Secondly, Sri N.C. Upadhaya appearing for the petitioner contended that the view expressed by the State Government in its impugned order giving the benefit of Rule 6 to the landlord respondent No. 3 and its Rent Secretary, Kailash Chand Jain, respondent No. 4 was patently erroneous. I am unable to accede to this contention either. As I have already observed, the only requirement of Rule 6 is that the need of the landlord should be bona fide. There is a categorical finding recorded by the State Government that the need of the landlord for the purposes of the temple and the Dharamshala maintained by the trust was genuine and bona fide. In other words, it upheld the contention raised on behalf of the trust that it required the disputed accommodation for the purposes of the temple and the Dharamshala associated with the trust. In the face of such categorical finding I do not find it possible to find any infirmity in the State Government''s order which may disentitle the landlord from the benefit of Rule 6.

It was in the last resort urged on behalf of the petitioner that the Rent Control and Eviction Officer had given reasons for coming to the conclusion that the need of the trust for the disputed accommodation was not genuine and since the State Government had passed an order of dissent, it should have given its own reasoning in support of its conclusion and also the reasons for overruling the conclusions reached by the subordinate authority. I am not impressed by this argument. In the instant case I am satisfied that the orler of the State Government was passed on application of mind. It is surely not a case of nonapplication of mind. The respective cases of the parties have been succinctly stated by the State Government in its order and it has been repeatedly mentioned that the landlord''s representation, the present petitioner''s reply and other documents on the record of the case were carefully examined and thereafter its own findings were recorded.
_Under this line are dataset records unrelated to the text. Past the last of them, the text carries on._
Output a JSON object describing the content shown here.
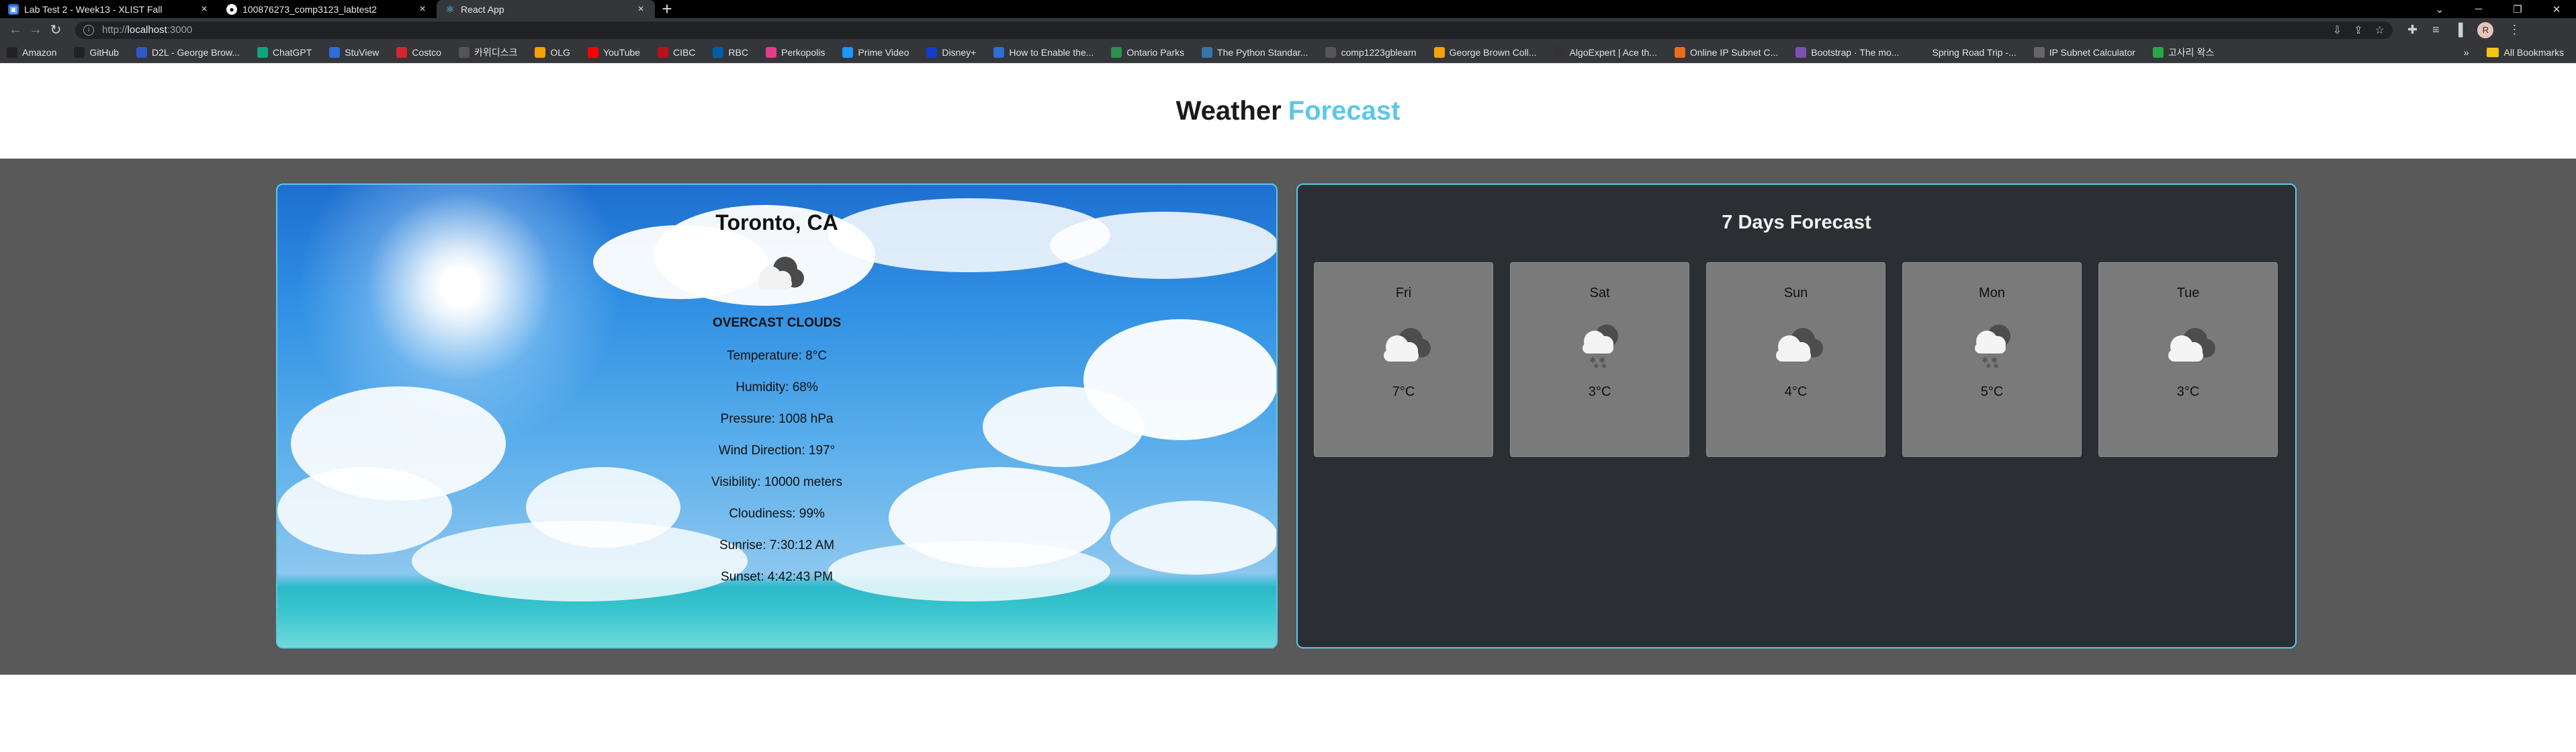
{
  "browser": {
    "tabs": [
      {
        "title": "Lab Test 2 - Week13 - XLIST Fall",
        "active": false,
        "favicon_color": "#2a6fd6"
      },
      {
        "title": "100876273_comp3123_labtest2",
        "active": false,
        "favicon_color": "#ffffff"
      },
      {
        "title": "React App",
        "active": true,
        "favicon_color": "#61dafb"
      }
    ],
    "url": "http://localhost:3000",
    "url_scheme": "http://",
    "url_host": "localhost",
    "url_port": ":3000",
    "profile_initial": "R",
    "bookmarks": [
      {
        "label": "Amazon",
        "color": "#222"
      },
      {
        "label": "GitHub",
        "color": "#222"
      },
      {
        "label": "D2L - George Brow...",
        "color": "#2f57c9"
      },
      {
        "label": "ChatGPT",
        "color": "#10a37f"
      },
      {
        "label": "StuView",
        "color": "#2d6ed8"
      },
      {
        "label": "Costco",
        "color": "#d0262e"
      },
      {
        "label": "카위디스크",
        "color": "#555"
      },
      {
        "label": "OLG",
        "color": "#f4a300"
      },
      {
        "label": "YouTube",
        "color": "#ff0000"
      },
      {
        "label": "CIBC",
        "color": "#b5121b"
      },
      {
        "label": "RBC",
        "color": "#005daa"
      },
      {
        "label": "Perkopolis",
        "color": "#e23e8a"
      },
      {
        "label": "Prime Video",
        "color": "#1a98ff"
      },
      {
        "label": "Disney+",
        "color": "#113ccf"
      },
      {
        "label": "How to Enable the...",
        "color": "#2d6ed8"
      },
      {
        "label": "Ontario Parks",
        "color": "#2f8f4e"
      },
      {
        "label": "The Python Standar...",
        "color": "#3776ab"
      },
      {
        "label": "comp1223gblearn",
        "color": "#555"
      },
      {
        "label": "George Brown Coll...",
        "color": "#f4a300"
      },
      {
        "label": "AlgoExpert | Ace th...",
        "color": "#333"
      },
      {
        "label": "Online IP Subnet C...",
        "color": "#e86e1c"
      },
      {
        "label": "Bootstrap · The mo...",
        "color": "#7952b3"
      },
      {
        "label": "Spring Road Trip -...",
        "color": "#35363a"
      },
      {
        "label": "IP Subnet Calculator",
        "color": "#666"
      },
      {
        "label": "고사리 왁스",
        "color": "#2aa745"
      }
    ],
    "all_bookmarks": "All Bookmarks",
    "overflow": "»"
  },
  "header": {
    "title_main": "Weather",
    "title_accent": "Forecast"
  },
  "current": {
    "city": "Toronto, CA",
    "icon": "overcast-clouds-icon",
    "description": "OVERCAST CLOUDS",
    "stats": [
      "Temperature: 8°C",
      "Humidity: 68%",
      "Pressure: 1008 hPa",
      "Wind Direction: 197°",
      "Visibility: 10000 meters",
      "Cloudiness: 99%",
      "Sunrise: 7:30:12 AM",
      "Sunset: 4:42:43 PM"
    ]
  },
  "forecast": {
    "title": "7 Days Forecast",
    "days": [
      {
        "day": "Fri",
        "temp": "7°C",
        "icon": "broken-clouds-icon"
      },
      {
        "day": "Sat",
        "temp": "3°C",
        "icon": "snow-icon"
      },
      {
        "day": "Sun",
        "temp": "4°C",
        "icon": "broken-clouds-icon"
      },
      {
        "day": "Mon",
        "temp": "5°C",
        "icon": "snow-icon"
      },
      {
        "day": "Tue",
        "temp": "3°C",
        "icon": "broken-clouds-icon"
      }
    ]
  },
  "colors": {
    "accent": "#5bc8e8",
    "panel_bg": "#2b2f33",
    "main_bg": "#595959",
    "day_card": "#7a7a7a"
  }
}
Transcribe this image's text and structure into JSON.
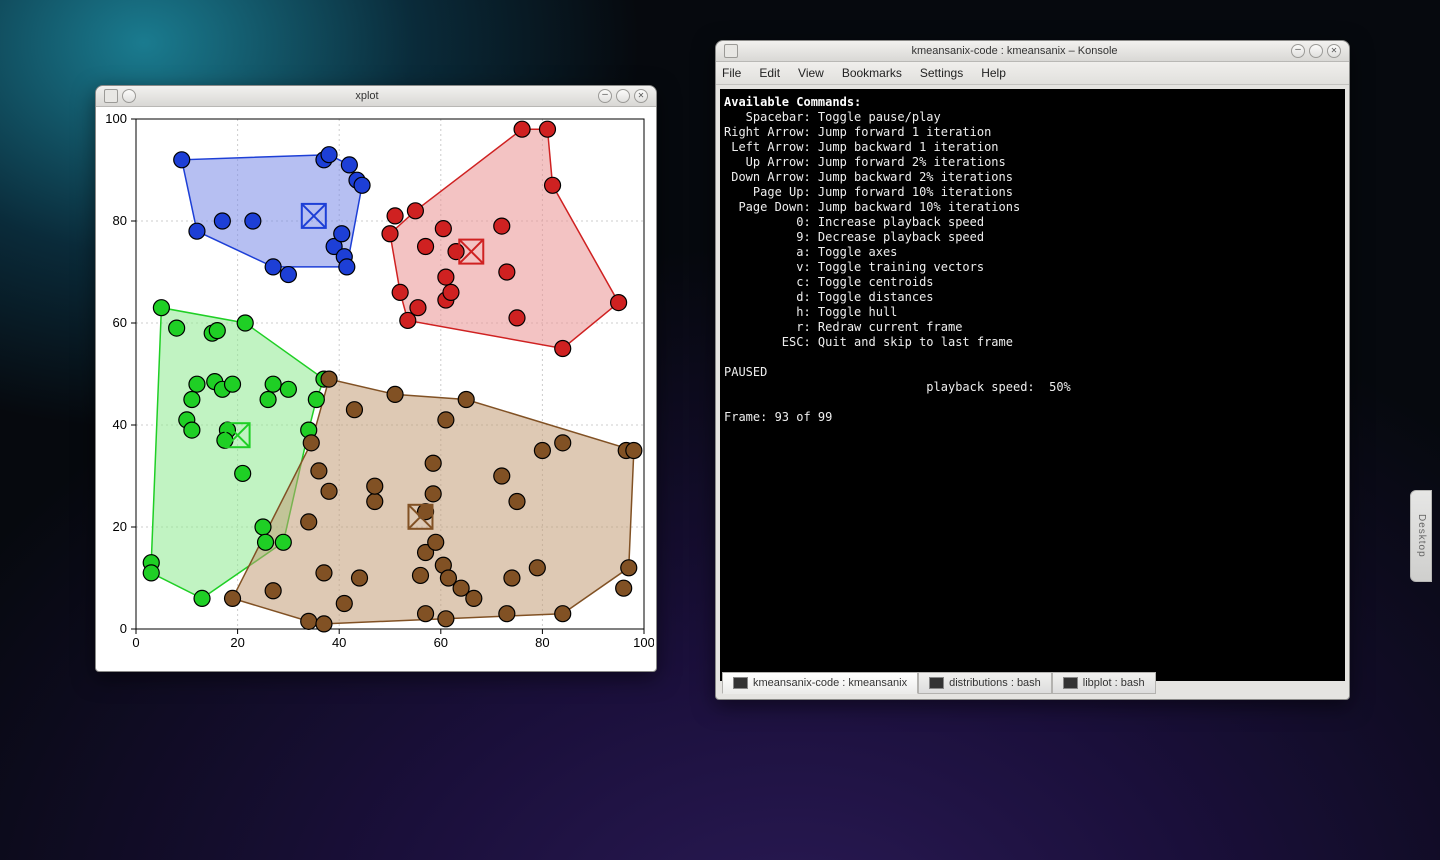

In this state of affairs it cannot be held that the order was passed on nonapplication of mind. It is true that it would have been better if the reasonings had been set out more elaborately. Since, however, the crucial point for decision and the conclusion have been stated with sufficient precision and the respective contention raised on behalf of the parties have also been noted with clarity and even the reasoning in its essence is clearly noticable, it is not a fit case in which the order of the State Government deserves to be set aside on the ground of a technical objection.

Thus, the impugned order does not suffer from any legal infirmity.

In the result I find no force in this writ petition which is dismissed with costs. The stay order passed on July 18, 1973 and confirmed on April 1, 1975 is hereby vacated.